Pressed by veteran protests, the government of the Bosniak-Croat region agreed to pay some 160 euros ($210) per month from its own budget to retired soldiers in its territory for as long as it takes to pass the national budget. However, the Bosnian Serb region refused to do the same for its veterans.
So Bosniak and Croat soldiers banded together to create a lifeline for their less fortunate former foes _ contributing 5 euros ($6.50) each to a Bosnian Serb veterans’ fund.
Instead of spreading the first collection of about 5,000 euros ($6,500) thinly over hundreds of people, Bosnian Serb veterans decided the most desperate would get substantial chunks of money.
This month, Rasevic was singled out as one of the first to benefit.

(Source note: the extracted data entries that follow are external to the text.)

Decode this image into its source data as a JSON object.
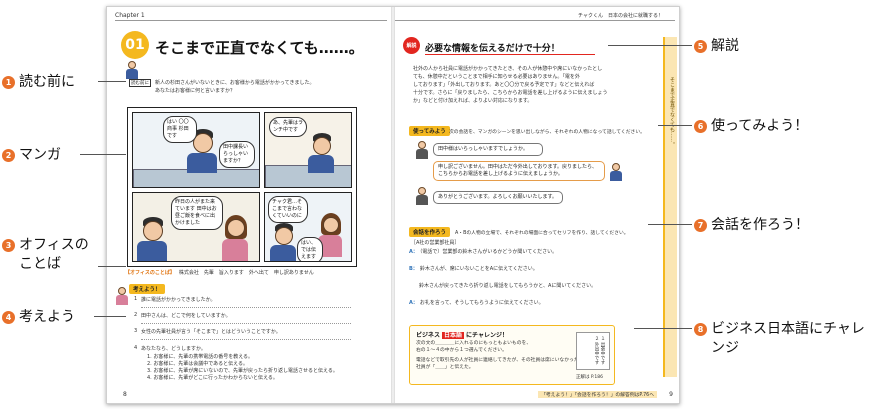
{
  "left_page": {
    "chapter": "Chapter 1",
    "lesson_number": "01",
    "lesson_title": "そこまで正直でなくても……。",
    "read_tag": "読む前に",
    "intro_lines": [
      "新人の杉田さんがいないときに、お客様から電話がかかってきました。",
      "あなたはお客様に何と言いますか？"
    ],
    "manga_bubbles": [
      "はい 〇〇商事 杉田です",
      "田中課長いらっしゃいますか？",
      "あ、先輩はランチ中です",
      "昨日の人がまた来ています 田中はお昼ご飯を食べに出かけました",
      "チャク君…そこまで言わなくていいのに",
      "はい、では伝えます"
    ],
    "office_words_tag": "【オフィスのことば】",
    "office_words": "株式会社　先輩　旨入ります　外へ出て　申し訳ありません",
    "think_tag": "考えよう！",
    "questions": [
      {
        "num": "1",
        "text": "誰に電話がかかってきましたか。"
      },
      {
        "num": "2",
        "text": "田中さんは、どこで何をしていますか。"
      },
      {
        "num": "3",
        "text": "女性の先輩社員が言う「そこまで」とはどういうことですか。"
      },
      {
        "num": "4",
        "text": "あなたなら、どうしますか。"
      }
    ],
    "options": [
      "1. お客様に、先輩の携帯電話の番号を教える。",
      "2. お客様に、先輩は会議中であると伝える。",
      "3. お客様に、先輩が席にいないので、先輩が戻ったら折り返し電話させると伝える。",
      "4. お客様に、先輩がどこに行ったかわからないと伝える。"
    ],
    "page_number": "8"
  },
  "right_page": {
    "header": "チャクくん　日本の会社に就職する！",
    "kaisetsu_badge": "解説",
    "kaisetsu_title": "必要な情報を伝えるだけで十分！",
    "kaisetsu_lines": [
      "社外の人から社員に電話がかかってきたとき、その人が休憩中や席にいなかったとし",
      "ても、休憩中だということまで相手に知らせる必要はありません。「電を外",
      "しております」「外出しております。あと〇〇分で戻る予定です」などと伝えれば",
      "十分です。さらに「戻りましたら、こちらからお電話を差し上げるように伝えましょう",
      "か」などと付け加えれば、よりよい対応になります。"
    ],
    "try_tag": "使ってみよう",
    "try_sub": "次の会話を、マンガのシーンを思い出しながら、それぞれの人物になって話してください。",
    "try_lines": [
      "田中様はいらっしゃいますでしょうか。",
      "申し訳ございません。田中はただ今外出しております。戻りましたら、こちらからお電話を差し上げるように伝えましょうか。",
      "ありがとうございます。よろしくお願いいたします。"
    ],
    "kaiwa_tag": "会話を作ろう",
    "kaiwa_sub": "A・Bの人物の立場で、それぞれの場面に合ってセリフを作り、話してください。",
    "kaiwa_lines": [
      {
        "spk": "",
        "text": "［A社の営業部社員］"
      },
      {
        "spk": "A：",
        "text": "（電話で）営業部の鈴木さんがいるかどうか聞いてください。"
      },
      {
        "spk": "B：",
        "text": "鈴木さんが、席にいないことをAに伝えてください。"
      },
      {
        "spk": "",
        "text": "鈴木さんが戻ってきたら折り返し電話をしてもらうかと、Aに聞いてください。"
      },
      {
        "spk": "A：",
        "text": "お礼を言って、そうしてもらうように伝えてください。"
      }
    ],
    "side_tab": "そこまで正直でなくても……。",
    "challenge_label_1": "ビジネス",
    "challenge_label_2": "日本語",
    "challenge_label_3": "にチャレンジ！",
    "challenge_lines": [
      "次の文の＿＿＿＿に入れるのにもっともよいものを、",
      "右の１〜４の中から１つ選んでください。",
      "電話などで取引先の人が社員に連絡してきたが、その社員は席にいなかった。",
      "社員が「＿＿」と伝えた。"
    ],
    "challenge_choices": "１ 出張中です　２ 外出中です",
    "answer_note": "正解は P.186",
    "footer_note": "「考えよう！」「会話を作ろう！」の解答例はP.76へ",
    "page_number": "9"
  },
  "callouts": [
    {
      "num": "1",
      "label": "読む前に"
    },
    {
      "num": "2",
      "label": "マンガ"
    },
    {
      "num": "3",
      "label": "オフィスのことば"
    },
    {
      "num": "4",
      "label": "考えよう"
    },
    {
      "num": "5",
      "label": "解説"
    },
    {
      "num": "6",
      "label": "使ってみよう！"
    },
    {
      "num": "7",
      "label": "会話を作ろう！"
    },
    {
      "num": "8",
      "label": "ビジネス日本語にチャレンジ"
    }
  ],
  "colors": {
    "callout": "#e8702a",
    "accent_yellow": "#f4b81f",
    "kaisetsu_red": "#e2261f"
  }
}
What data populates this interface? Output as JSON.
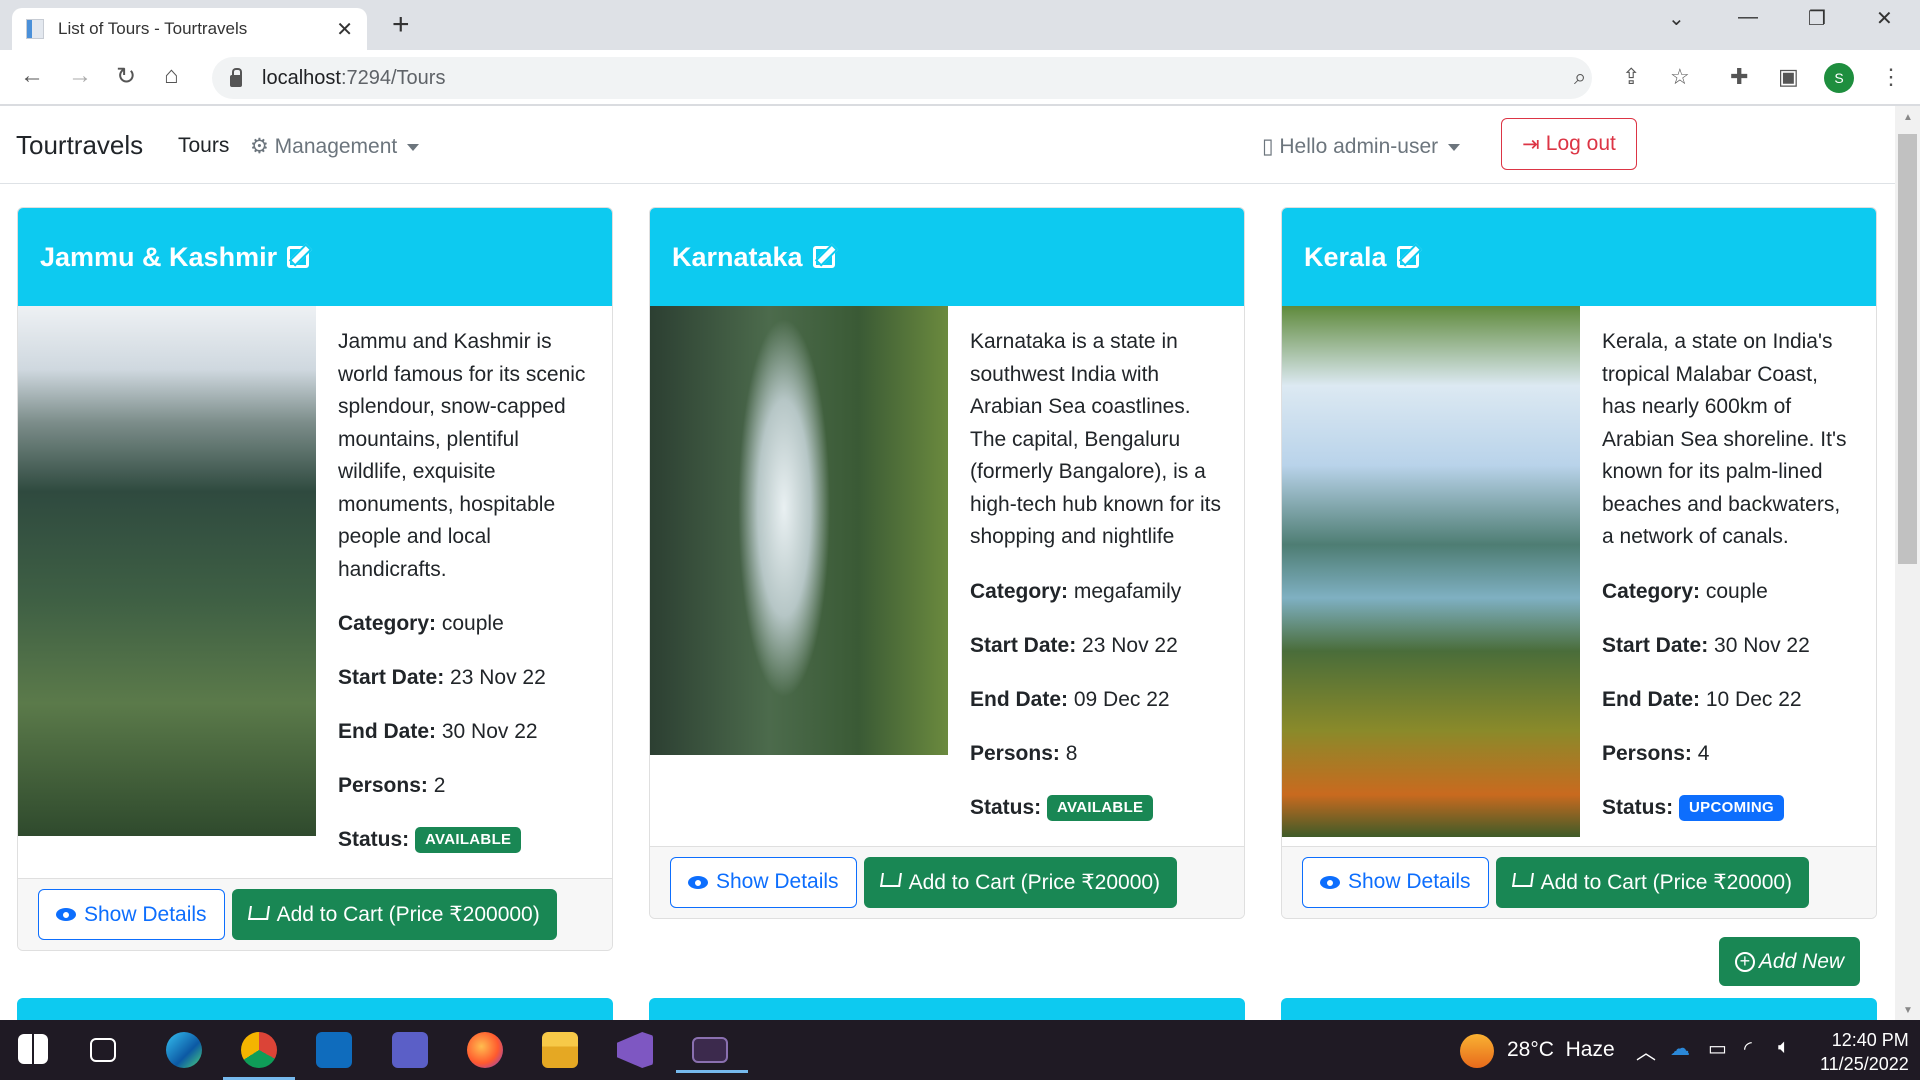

His family and another one will get 500 euros ($650) each, while 55 other struggling Bosnian Serb vets will get 60 euros ($78) each.
Anger over how politicians are treating veterans has generated a wave of solidarity among former foes in this country with 30 percent unemployment.
Bosnian Serb veteran Rade Dzeletovic is in charge of distributing the money.
“It was a shock,” Dzeletovic says of the campaign. “We shot at each other once and now this comes from them.”
In Gorazde, on the other side of Bosnia’s ethnic boundary, Bosniak Senad Hubijer is amazed at how politicians are unwittingly contributing to ethnic reconciliation.
“When we were 16, politicians gave us guns and forced us to kill each other. Now their ignorance is forcing us to help each other,” he said.
During the war, Hubijer could not have imagined setting foot in the nearby majority Bosnian Serb town of Rogatica. Now he drives through it when he goes to Sarajevo, the Bosnian capital, to protest against the government together with Bosnian Serb veterans.
Veteran Nihad Grabovica, a Bosniak, can’t help but laugh at the historical irony.
“I am now helping the people who shot at me so they can feed their children,” he said.